We are one of the very few organisations that have already deployed CV and ML techniques to explore performing the heavy lifting of feature extraction on images to cover a national scale. Last year was the first time we productionised the workflow to deliver a national dataset to the market and the first time we used ML in that workflow. More of this will happen going forward, to drive currency and more accurate data, and variation in datasets.
The biggest challenges are often encountered at the intersection of data infrastructure and investment in AI. As Generative AI tools continue to develop and proliferate, there is immense pressure to adopt these tools quickly. However, this must be balanced with the need to understand their impact on data management to ensure secure, responsible usage and protection of intellectual property. Overcoming these challenges involves phased implementation, continuous monitoring, and collaboration with cybersecurity and legal experts to maintain a secure and efficient data infrastructure while integrating AI technologies.
We are fortunate within OS that we have an internal Change Management team that ensures our teams are equipped as we progress on our digital transformation journey. To manage the specific implications of AI tooling in any process change, we have included upskilling as a key component of our AI strategy to ensure we manage the impact and risks prior to adoption. Successful transformations rely on a clear vision of future goals, effective communication of progress, and celebrating milestones to sustain momentum.
Can you share examples of how OS collaborates with other organisations in the public sector to drive innovation?
OS collaborates with various public sector organisations to drive innovation through several key initiatives. A notable example is the Public Sector Geospatial Agreement (PSGA), which has significantly improved the use of geospatial data across government and organisations, supporting applications like urban planning, environmental monitoring, and disaster management.
We’ve also adapted our data centre strategy by partnering with leading technology providers, enhancing data storage and processing capabilities. This collaboration further enhances our commitment to sustainability by implementing energy-efficient technologies and working with data centre partners to meet high environmental standards, thereby reducing our carbon footprint.
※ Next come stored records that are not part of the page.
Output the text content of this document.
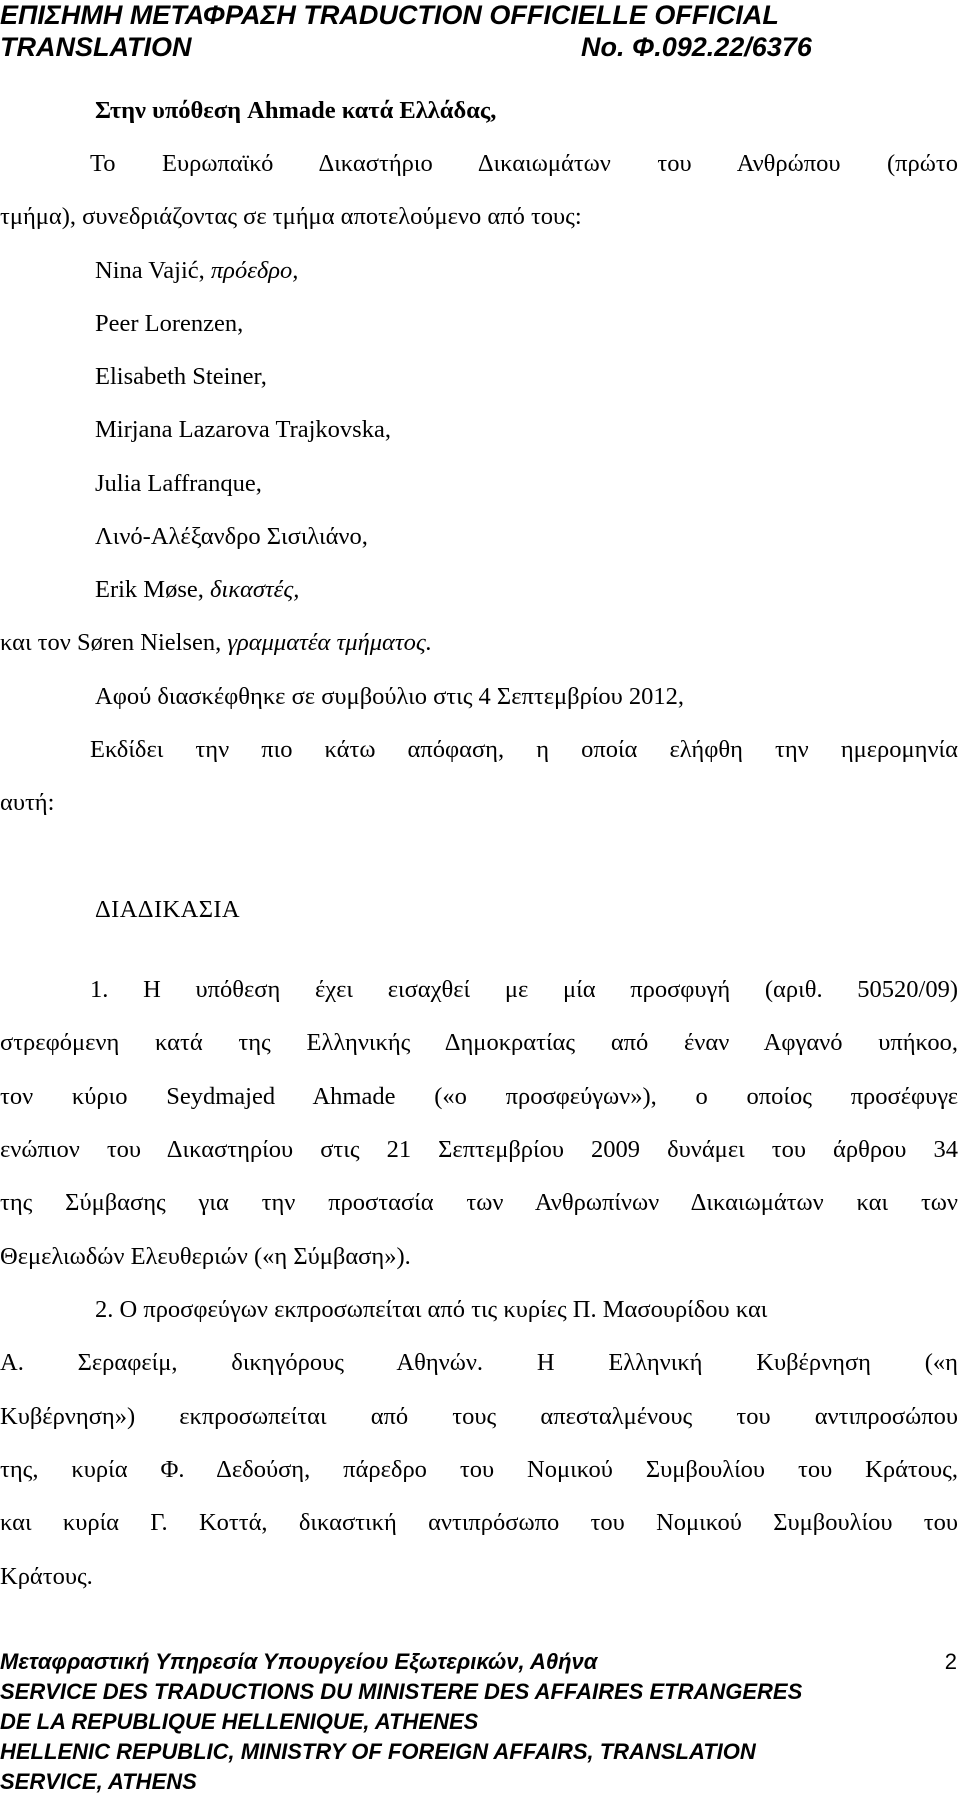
ΕΠΙΣΗΜΗ ΜΕΤΑΦΡΑΣΗ TRADUCTION OFFICIELLE OFFICIAL
TRANSLATION	No. Φ.092.22/6376
Στην υπόθεση Ahmade κατά Ελλάδας,
Το Ευρωπαϊκό Δικαστήριο Δικαιωμάτων του Ανθρώπου (πρώτο
τμήμα), συνεδριάζοντας σε τμήμα αποτελούμενο από τους:
Nina Vajić, πρόεδρο,
Peer Lorenzen,
Elisabeth Steiner,
Mirjana Lazarova Trajkovska,
Julia Laffranque,
Λινό-Αλέξανδρο Σισιλιάνο,
Erik Møse, δικαστές,
και τον Søren Nielsen, γραμματέα τμήματος.
Αφού διασκέφθηκε σε συμβούλιο στις 4 Σεπτεμβρίου 2012,
Εκδίδει την πιο κάτω απόφαση, η οποία ελήφθη την ημερομηνία
αυτή:
ΔΙΑΔΙΚΑΣΙΑ
1. Η υπόθεση έχει εισαχθεί με μία προσφυγή (αριθ. 50520/09)
στρεφόμενη κατά της Ελληνικής Δημοκρατίας από έναν Αφγανό υπήκοο,
τον κύριο Seydmajed Ahmade («ο προσφεύγων»), ο οποίος προσέφυγε
ενώπιον του Δικαστηρίου στις 21 Σεπτεμβρίου 2009 δυνάμει του άρθρου 34
της Σύμβασης για την προστασία των Ανθρωπίνων Δικαιωμάτων και των
Θεμελιωδών Ελευθεριών («η Σύμβαση»).
2. Ο προσφεύγων εκπροσωπείται από τις κυρίες Π. Μασουρίδου και
Α. Σεραφείμ, δικηγόρους Αθηνών. Η Ελληνική Κυβέρνηση («η
Κυβέρνηση») εκπροσωπείται από τους απεσταλμένους του αντιπροσώπου
της, κυρία Φ. Δεδούση, πάρεδρο του Νομικού Συμβουλίου του Κράτους,
και κυρία Γ. Κοττά, δικαστική αντιπρόσωπο του Νομικού Συμβουλίου του
Κράτους.
Μεταφραστική Υπηρεσία Υπουργείου Εξωτερικών, Αθήνα	2
SERVICE DES TRADUCTIONS DU MINISTERE DES AFFAIRES ETRANGERES
DE LA REPUBLIQUE HELLENIQUE, ATHENES
HELLENIC REPUBLIC, MINISTRY OF FOREIGN AFFAIRS, TRANSLATION
SERVICE, ATHENS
We support innovation through Geovation, an OS initiative in association with the HM Land Registry (HMLR), that helps geospatial, and property start-ups grow via an Accelerator Programme, Innovation Challenges, and a thriving community. This programme fosters collaboration and drives technological advancements in the geospatial sector.
At OS, we value the importance of cross-collaboration with SMEs, policymakers, and industry partners to drive economic growth and guide effective decision-making based on reliable data and insights. OS is now part of the Department for Science, Innovation and Technology (DSIT) which recognises the importance of geospatial datasets in linking key public sector datasets, unlocking efficiencies, and creating economic value. By embedding addressing data and enhancing customer support, we align with DSIT priorities, aiming to improve citizen experiences and service delivery.